Benjamin GrahamGraham came to New York from England with his parents in 1895 and grew up in Manhattan and Brooklyn. He was the youngest of three boys. His father died when he was nine leaving the family economically challenged.

Graham graduated from Columbia University in 1914 and then went to work as a messenger for the Wall Street firm Newburger, Henderson and Loeb. He then progressed to writing analysis. He became a partner of the firm in 1920.

In 1926 he formed an investment pool – the Benjamin Graham Joint Account – which grew to $2.5 million withing three years. He managed the pool in return for a share of the profits. However, the Joint Account was hit by the stock market crash of 1929. It lost 70% of it’s value between 1929-1932. However, between 1929 and 1956, Graham managed to achieve a yearly gain of about 17%. From 1928-1956, Graham taught a popular course at Columbia Business School.

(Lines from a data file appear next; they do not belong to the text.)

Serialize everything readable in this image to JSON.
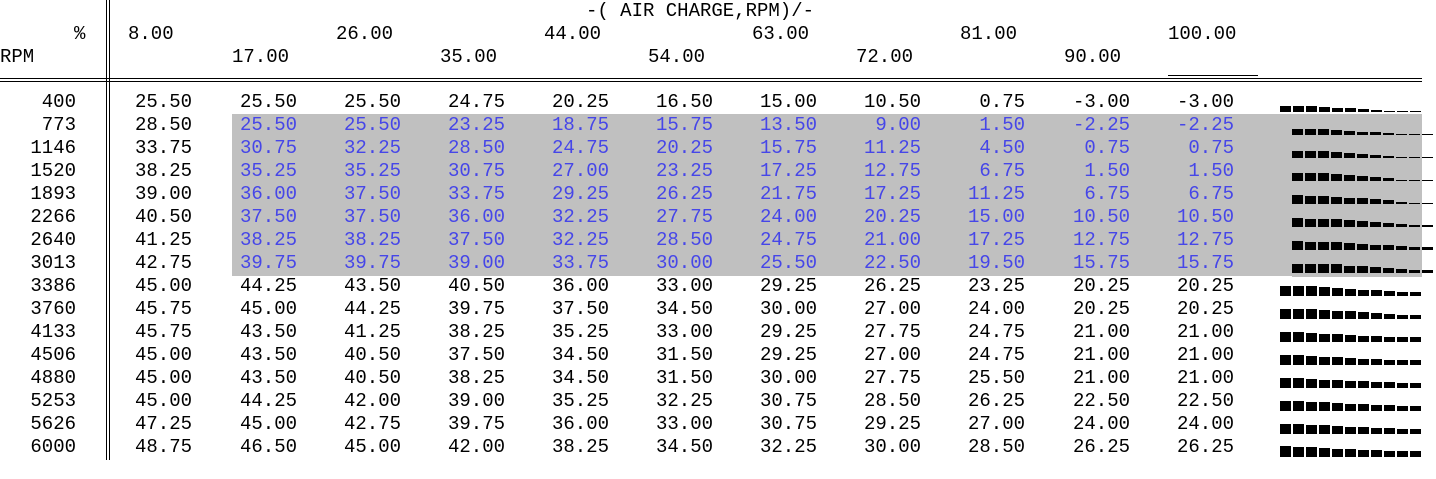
{
  "header": {
    "title": "-( AIR CHARGE,RPM)/-",
    "col_unit": "%",
    "row_unit": "RPM",
    "columns_row1": [
      "8.00",
      "26.00",
      "44.00",
      "63.00",
      "81.00",
      "100.00"
    ],
    "columns_row2": [
      "17.00",
      "35.00",
      "54.00",
      "72.00",
      "90.00"
    ]
  },
  "table": {
    "rpm": [
      "400",
      "773",
      "1146",
      "1520",
      "1893",
      "2266",
      "2640",
      "3013",
      "3386",
      "3760",
      "4133",
      "4506",
      "4880",
      "5253",
      "5626",
      "6000"
    ],
    "selected_rows": [
      1,
      2,
      3,
      4,
      5,
      6,
      7
    ],
    "selected_cols": [
      1,
      2,
      3,
      4,
      5,
      6,
      7,
      8,
      9,
      10
    ],
    "rows": [
      [
        "25.50",
        "25.50",
        "25.50",
        "24.75",
        "20.25",
        "16.50",
        "15.00",
        "10.50",
        "0.75",
        "-3.00",
        "-3.00"
      ],
      [
        "28.50",
        "25.50",
        "25.50",
        "23.25",
        "18.75",
        "15.75",
        "13.50",
        "9.00",
        "1.50",
        "-2.25",
        "-2.25"
      ],
      [
        "33.75",
        "30.75",
        "32.25",
        "28.50",
        "24.75",
        "20.25",
        "15.75",
        "11.25",
        "4.50",
        "0.75",
        "0.75"
      ],
      [
        "38.25",
        "35.25",
        "35.25",
        "30.75",
        "27.00",
        "23.25",
        "17.25",
        "12.75",
        "6.75",
        "1.50",
        "1.50"
      ],
      [
        "39.00",
        "36.00",
        "37.50",
        "33.75",
        "29.25",
        "26.25",
        "21.75",
        "17.25",
        "11.25",
        "6.75",
        "6.75"
      ],
      [
        "40.50",
        "37.50",
        "37.50",
        "36.00",
        "32.25",
        "27.75",
        "24.00",
        "20.25",
        "15.00",
        "10.50",
        "10.50"
      ],
      [
        "41.25",
        "38.25",
        "38.25",
        "37.50",
        "32.25",
        "28.50",
        "24.75",
        "21.00",
        "17.25",
        "12.75",
        "12.75"
      ],
      [
        "42.75",
        "39.75",
        "39.75",
        "39.00",
        "33.75",
        "30.00",
        "25.50",
        "22.50",
        "19.50",
        "15.75",
        "15.75"
      ],
      [
        "45.00",
        "44.25",
        "43.50",
        "40.50",
        "36.00",
        "33.00",
        "29.25",
        "26.25",
        "23.25",
        "20.25",
        "20.25"
      ],
      [
        "45.75",
        "45.00",
        "44.25",
        "39.75",
        "37.50",
        "34.50",
        "30.00",
        "27.00",
        "24.00",
        "20.25",
        "20.25"
      ],
      [
        "45.75",
        "43.50",
        "41.25",
        "38.25",
        "35.25",
        "33.00",
        "29.25",
        "27.75",
        "24.75",
        "21.00",
        "21.00"
      ],
      [
        "45.00",
        "43.50",
        "40.50",
        "37.50",
        "34.50",
        "31.50",
        "29.25",
        "27.00",
        "24.75",
        "21.00",
        "21.00"
      ],
      [
        "45.00",
        "43.50",
        "40.50",
        "38.25",
        "34.50",
        "31.50",
        "30.00",
        "27.75",
        "25.50",
        "21.00",
        "21.00"
      ],
      [
        "45.00",
        "44.25",
        "42.00",
        "39.00",
        "35.25",
        "32.25",
        "30.75",
        "28.50",
        "26.25",
        "22.50",
        "22.50"
      ],
      [
        "47.25",
        "45.00",
        "42.75",
        "39.75",
        "36.00",
        "33.00",
        "30.75",
        "29.25",
        "27.00",
        "24.00",
        "24.00"
      ],
      [
        "48.75",
        "46.50",
        "45.00",
        "42.00",
        "38.25",
        "34.50",
        "32.25",
        "30.00",
        "28.50",
        "26.25",
        "26.25"
      ]
    ]
  },
  "colors": {
    "selection_bg": "#c0c0c0",
    "selected_text": "#4646e8",
    "text": "#000000"
  }
}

Graham looked for a method that was entirely quantitative – and outlined his methodology in his book Security Analysis, published in 1943. Graham’s classic work The Intelligent Investor – referred to by Warren Buffett as “the best on investing book ever written” – explains the fundamentals of a value investing strategy.

Graham is seen as the father of Value Investing. He aimed to buy undervalued companies with strong fundamentals. He refers to a ‘margin of safety’ – the difference between a company’s market price and it’s intrinsic value.

Late in life, Graham moved from New York to La Jolla, California, and finally to the south of France.

Warren Buffett was a student of Graham and described him as the second most influential person in his life after his own father.

Benjamin Graham Quotes

“Wall Street people learn nothing and forget everything.”

“Most of the time common stocks are subject to irrational and excessive price fluctuations in both directions as the consequence of the ingrained tendency of most people to speculate or gamble… to give way to hope, fear and greed.”

“The individual investor should act consistently as an investor and not as a speculator. This means.. that he should be able to justify every purchase he makes and each price he pays by impersonal, objective reasoning that satisfies him that he is getting more than his money’s worth for his purchase.”

“I am no longer an advocate of elaborate techniques of security analysis in order to find superior value opportunities.”

“Investing is most intelligent when it is most businesslike.”

“Even the intelligent investor is likely to need considerable willpower to keep from following the crowd.”